His eyes dislodge from mine, furtively scan the guests below. He catches someone’s attention. “I’ll be right down, Henry,” he shouts. “Don’t you worry, I’ve haven’t forgotten about that Cuban cigar I promised you.”

I move my face in front of his, breaking contact between him and his… his audience. This will not be his pulpit, not this time. 

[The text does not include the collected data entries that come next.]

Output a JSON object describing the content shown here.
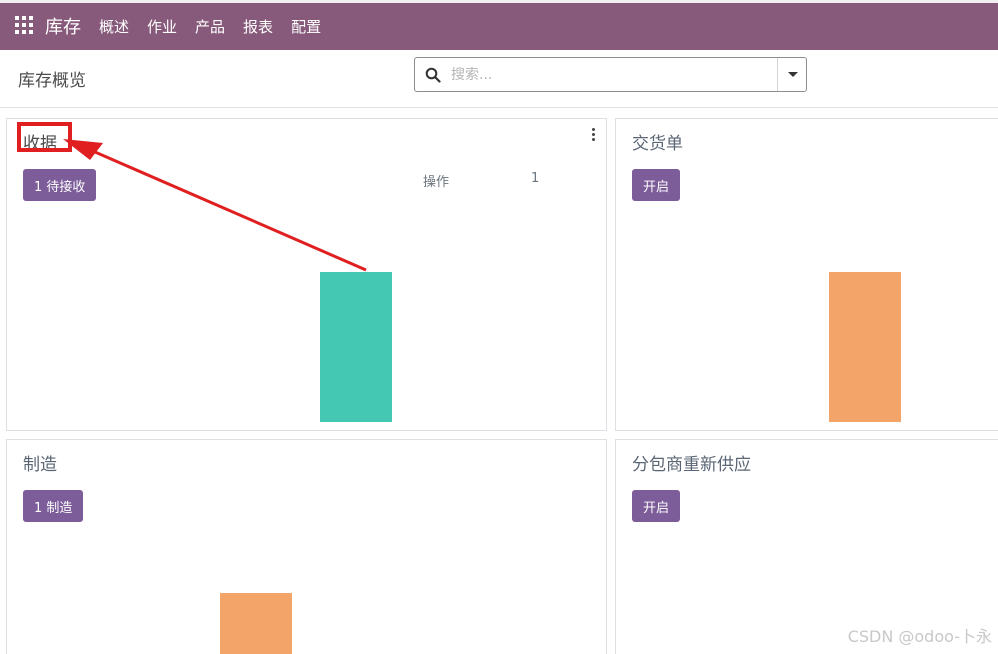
{
  "app": {
    "brand": "库存",
    "menu": [
      "概述",
      "作业",
      "产品",
      "报表",
      "配置"
    ]
  },
  "control": {
    "page_title": "库存概览",
    "search_placeholder": "搜索..."
  },
  "cards": [
    {
      "title": "收据",
      "button": "1 待接收",
      "stat_label": "操作",
      "stat_value": "1",
      "bar_color": "#44c8b3",
      "bar_value": 1
    },
    {
      "title": "交货单",
      "button": "开启",
      "bar_color": "#f3a468",
      "bar_value": 1
    },
    {
      "title": "制造",
      "button": "1 制造",
      "bar_color": "#f3a468",
      "bar_value": 1
    },
    {
      "title": "分包商重新供应",
      "button": "开启"
    }
  ],
  "colors": {
    "topbar": "#875a7b",
    "button": "#7c5c99",
    "annotation": "#e02020"
  },
  "watermark": "CSDN @odoo-卜永"
}
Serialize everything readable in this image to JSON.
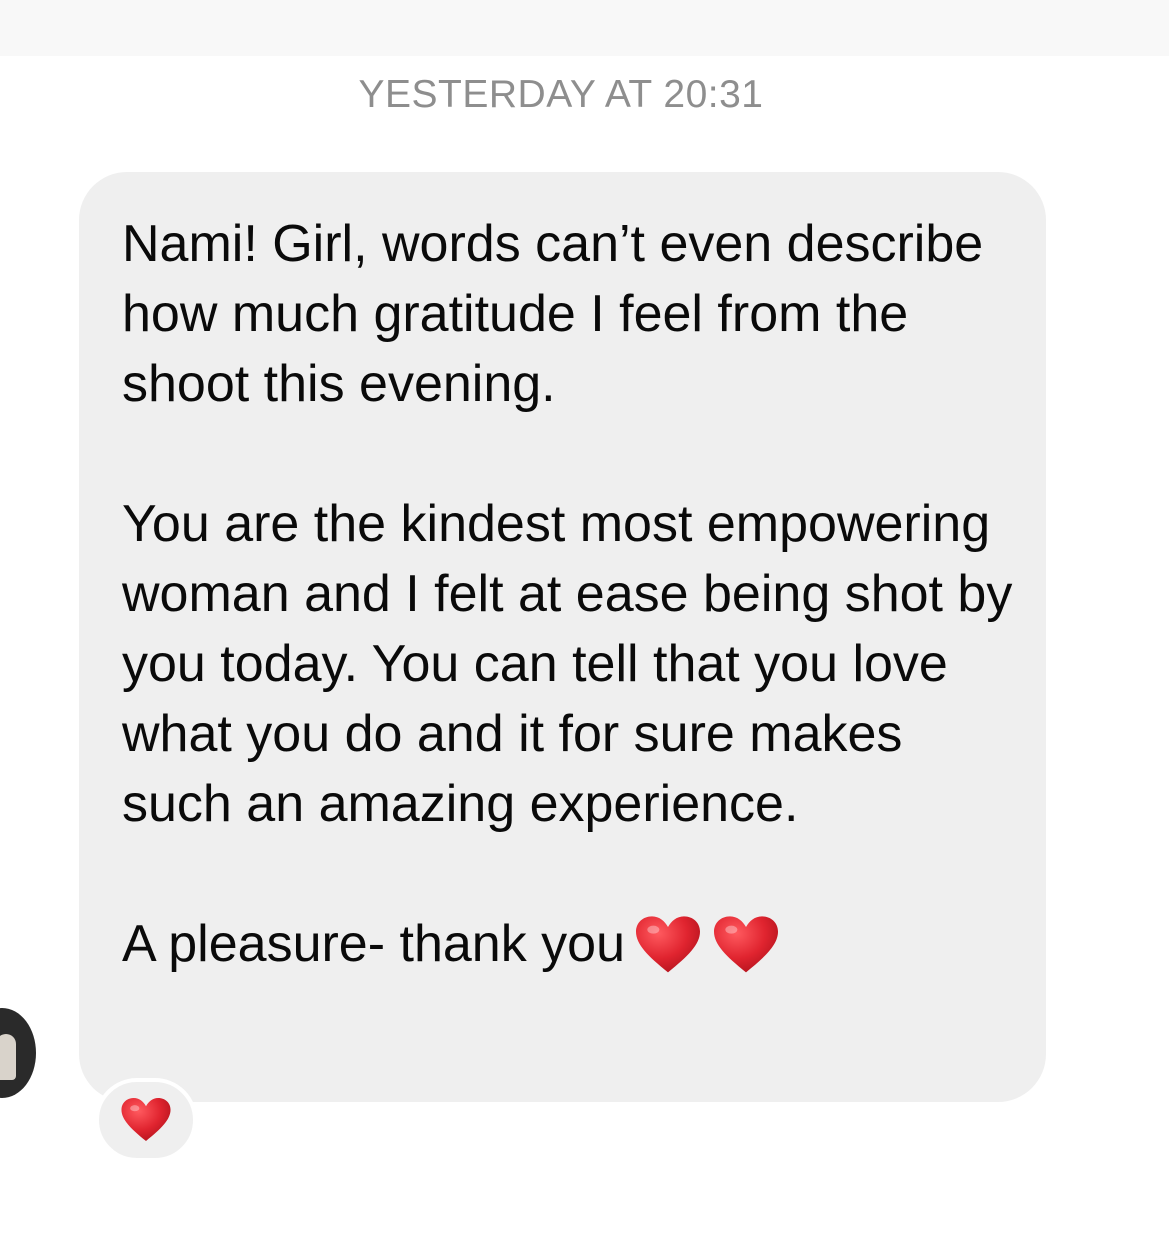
{
  "timestamp": "YESTERDAY AT 20:31",
  "message": {
    "paragraphs": [
      "Nami! Girl, words can’t even describe how much gratitude I feel from the shoot this evening.",
      "You are the kindest most empowering woman and I felt at ease being shot by you today. You can tell that you love what you do and it for sure makes such an amazing experience."
    ],
    "closing": "A pleasure- thank you",
    "closing_icons": [
      "red-heart-icon",
      "red-heart-icon"
    ]
  },
  "reaction": {
    "icon": "red-heart-icon"
  },
  "colors": {
    "bubble": "#efefef",
    "timestamp": "#8e8e8e",
    "heart": "#e0242f"
  }
}
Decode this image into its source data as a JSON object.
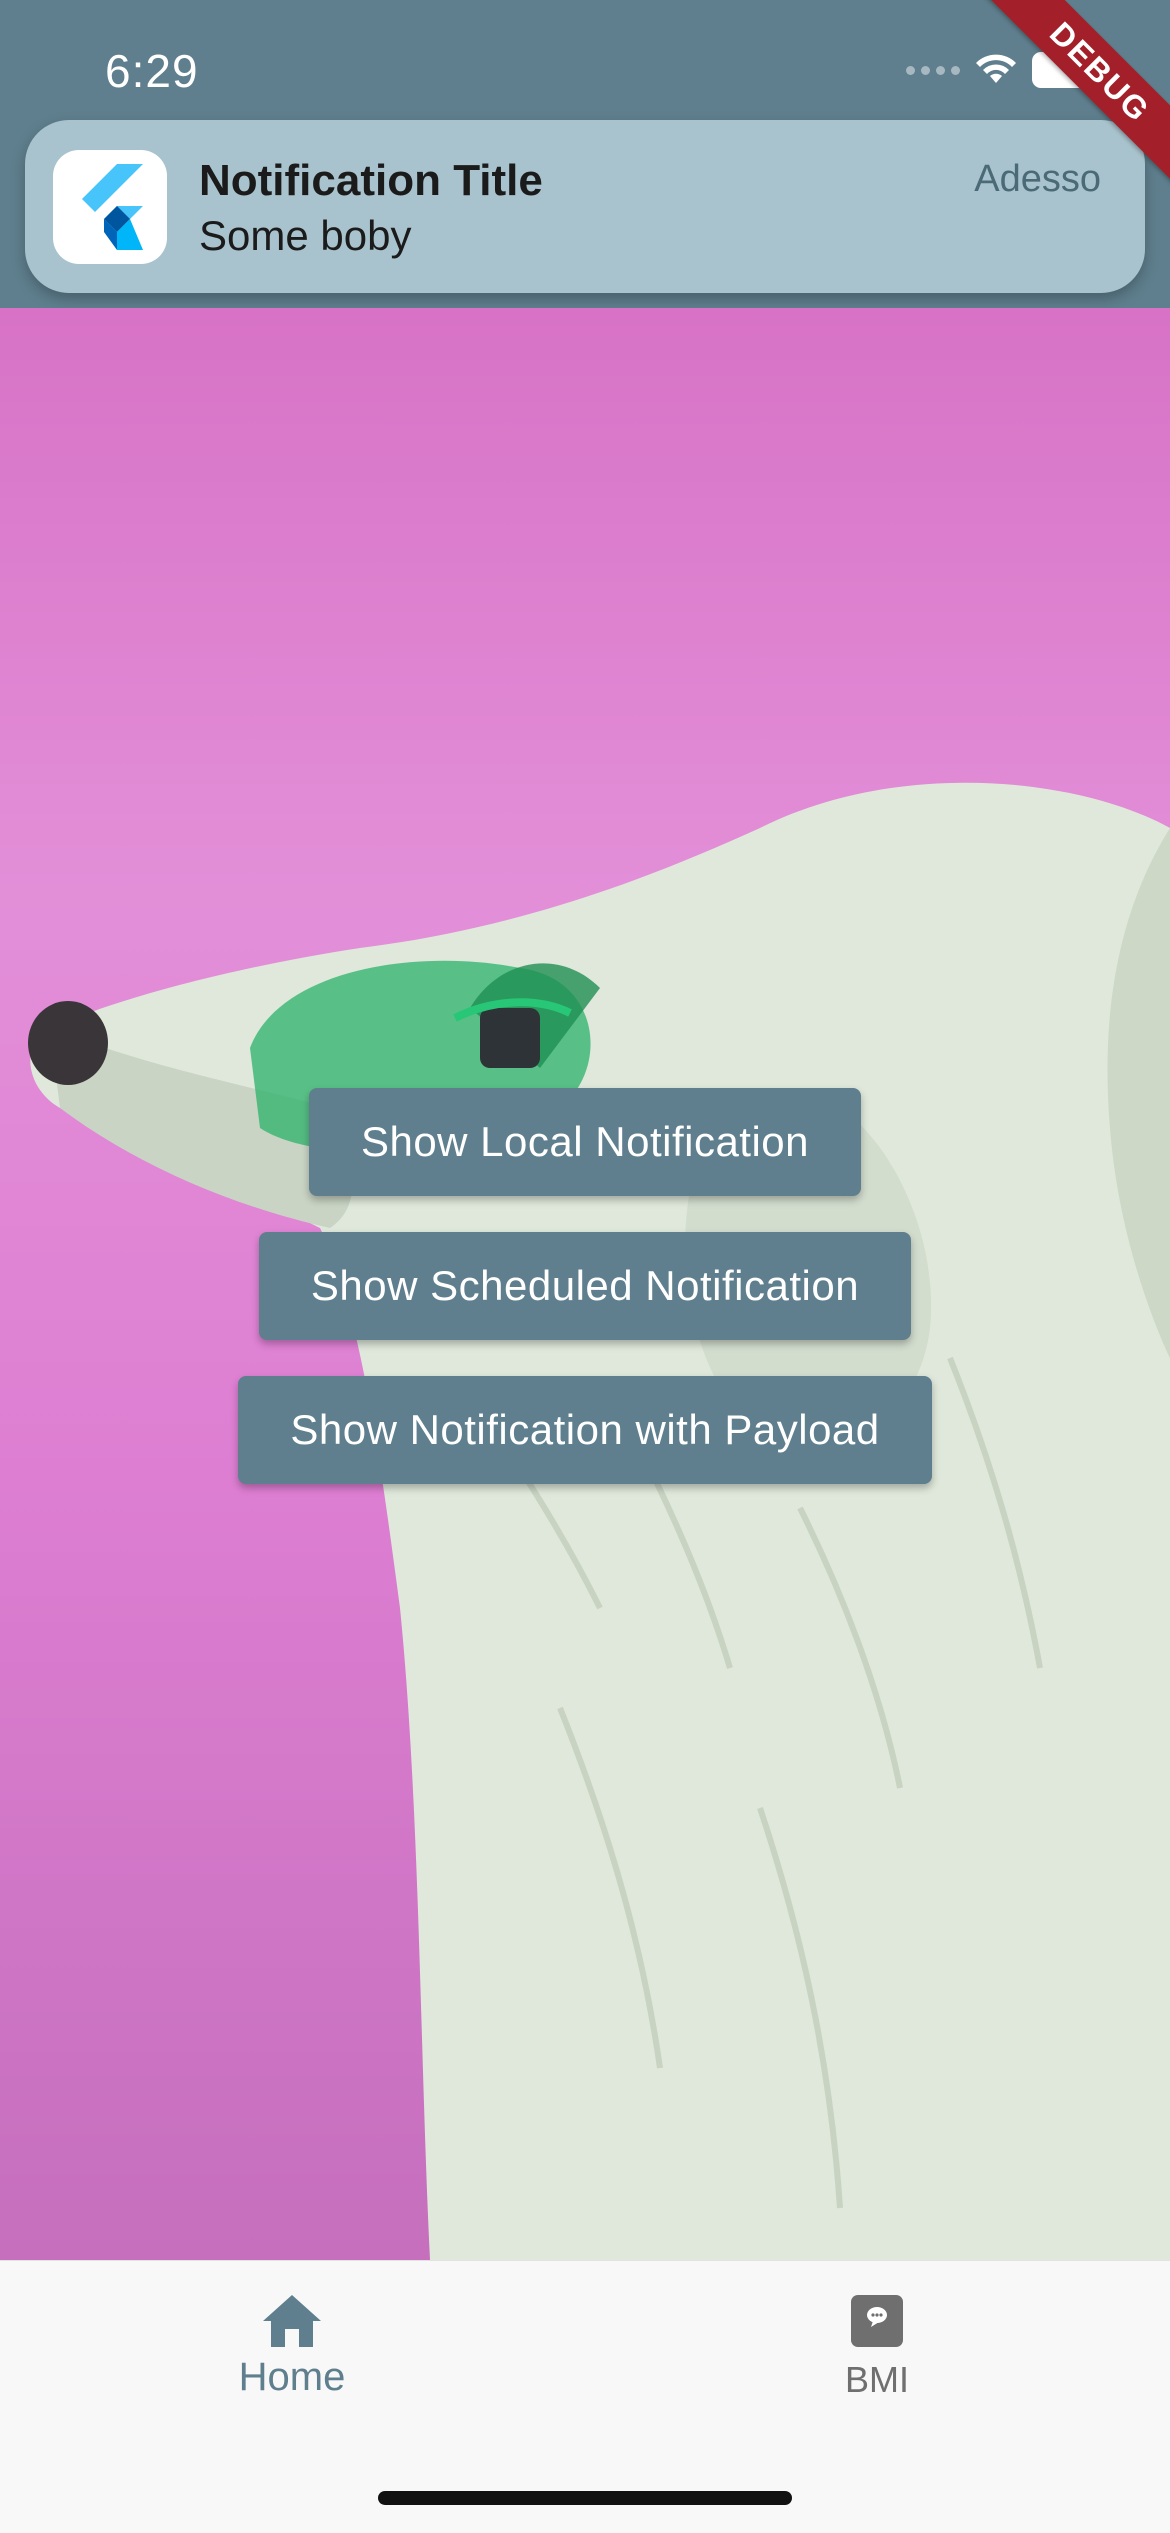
{
  "status_bar": {
    "time": "6:29"
  },
  "debug_banner": "DEBUG",
  "notification": {
    "title": "Notification Title",
    "body": "Some boby",
    "source": "Adesso",
    "app_icon": "flutter-logo-icon"
  },
  "actions": {
    "local": "Show Local Notification",
    "scheduled": "Show Scheduled Notification",
    "payload": "Show Notification with Payload"
  },
  "background_image": "golden retriever wearing green goggles on pink wall",
  "bottom_nav": {
    "items": [
      {
        "label": "Home",
        "icon": "home-icon",
        "active": true
      },
      {
        "label": "BMI",
        "icon": "bmi-book-icon",
        "active": false
      }
    ]
  },
  "colors": {
    "primary": "#5f7f8e",
    "notification_bg": "#a8c3cd",
    "background_pink": "#dd7ed2",
    "debug_ribbon": "#a3202b"
  }
}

“You see, Father, it wasn’t because of Mrs. Howe, and the others. It was about the way you kissed mother, barely touching her forehead, while you reached for your coffee. The way you growled at Samuel for eating cereal, instead of a man’s breakfast of bacon and eggs. I saw it all so clearly that morning, every detail as if it were in slow motion, and I…”  

“Blythe, this is ridicu...”

“My name is not Blythe.”  

He lashes back with rage in his eyes, but I hold steady, lifting my chin higher.

“It is Sister. Mary. Jude. Loman. Now, say it. Say. My. Name.”